Caleb Crain writes,

It can be amusing to read a magazine whose principles you despise, but it is almost unbearable to watch such a television show. And so, in a culture of secondary orality, we may be less likely to spend time with ideas we disagree with.

Self-doubt, therefore, becomes less likely. In fact, doubt of any kind is rarer. It is easy to notice inconsistencies in two written accounts placed side by side. With text, it is even easy to keep track of differing levels of authority behind different pieces of information. The trust that a reader grants to the New York Times, for example, may vary sentence by sentence. A comparison of two video reports, on the other hand, is cumbersome. Forced to choose between conflicting stories on television, the viewer falls back on hunches, or on what he believed before he started watching. Like the peasants studied by Luria, he thinks in terms of situations and story lines rather than abstractions.

That’s why I am not a big fan of the broadband Internet. Back when the information was mostly text, we may have been better off. In a Youtube world, people may find it hard to process information that challenges them. Of course, the guy who thinks we are headed toward islands of extremism is Cass Sunstein. The talk, which I have not heard, probably will be up at the link in a few days. On the other hand, you might be better off reading his book…
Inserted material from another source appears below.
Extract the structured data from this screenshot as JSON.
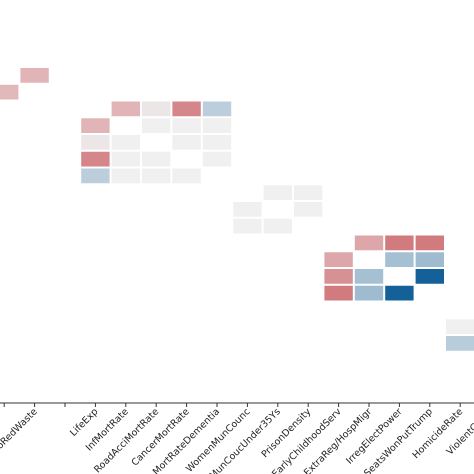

Meanwhile, reviewing Philip Tetlocks’ work on expert judgment, Sebastian Benthall writes ($),

the most significant indicator is the “cognitive style” of the expert’s thinking. Tetlock illustrates this psychological dimension with Isaiah Berlin’s (1953) metaphor of foxes and hedgehogs. Hedgehogs know one thing well: they back their understanding of the world into a single unifying theory, confidently deriving conclusions from it deductively…Foxes, on the other hand, know many things. But this internal pluralism leads them to hold many contradictory ideas at once. They lack confidence, being proficient at undercutting their own opinions; they expect that they are missing the real complexity of the situation.

Doesn’t the description of foxes remind you of Tyler Cowen?

The same issue of Critical Review also finds Bryan Caplan asking, “Have the experts been weighed, measured, and found wanting?” He says that Tetlock deliberately chose questions that favor hedgehogs. That is, instead of asking about certain truths, Tetlock asked about things that are difficult to verify or to forecast.

On Global Warming, I feel much more fox than hedgehog. The hedgehogs know one thing–human emissions of CO2. I worry that the real complexity of the situation is beyond our understanding. And, by the way, going back to Crain, I found it much easier to read The Inconvenient Truth as a book than to watch it as a movie.